The Service Employees International Union United Service Workers West, which represents janitors in California, has similarly focused efforts on reducing the number of independent contractors. The union has already found success lobbying the state to adopt legislation cutting down on janitorial contractors by forcing janitorial services that use contractors to register with the state. A.B. 5 “is another step in that process,” according to SEIUW spokesperson Stephen Boardman.
Some companies may respond by trimming their workforce in California or by closing up shop in the state. SB Nation, a sports blogging network owned by Vox Media, recently announced it would fire “hundreds” of freelancers in the Golden State as a result of the law.

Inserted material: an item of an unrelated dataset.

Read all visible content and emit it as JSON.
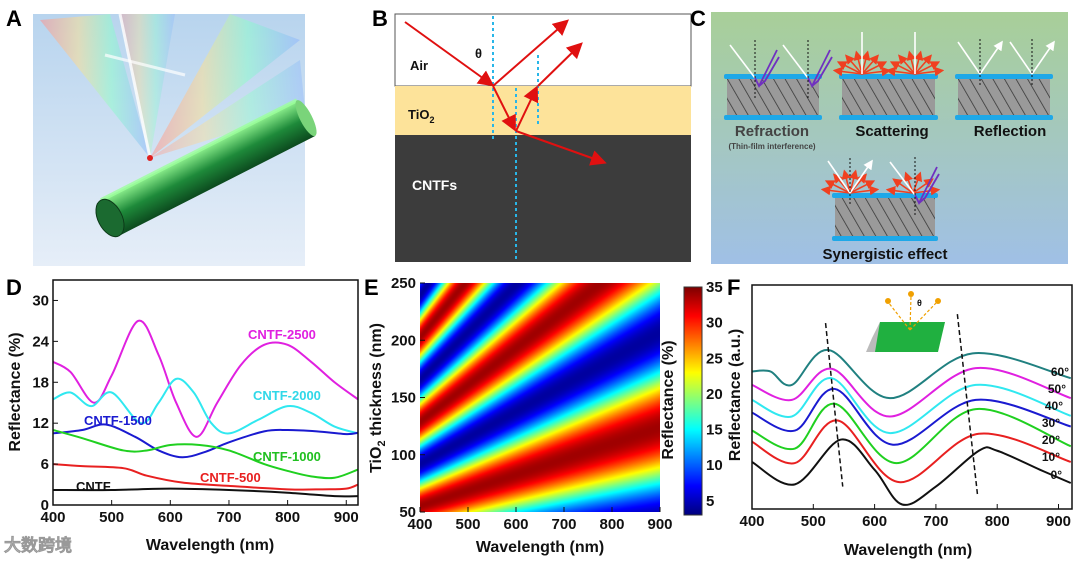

Others are likely to explore creative ways around A.B. 5. That includes companies using staffing agencies as a middleman between a business and its workers. The strategy comes with its own risks, Brett Bartlett, a partner at Seyfarth Shaw in Atlanta, told Bloomberg Law.
“As long as the vendors are paying their employees appropriately, the businesses will have little to worry about, except litigation costs,” Bartlett said. “If they’re not, then it will become readily apparent that the shifting of work from independent contractors to temporary employees wasn’t much help.”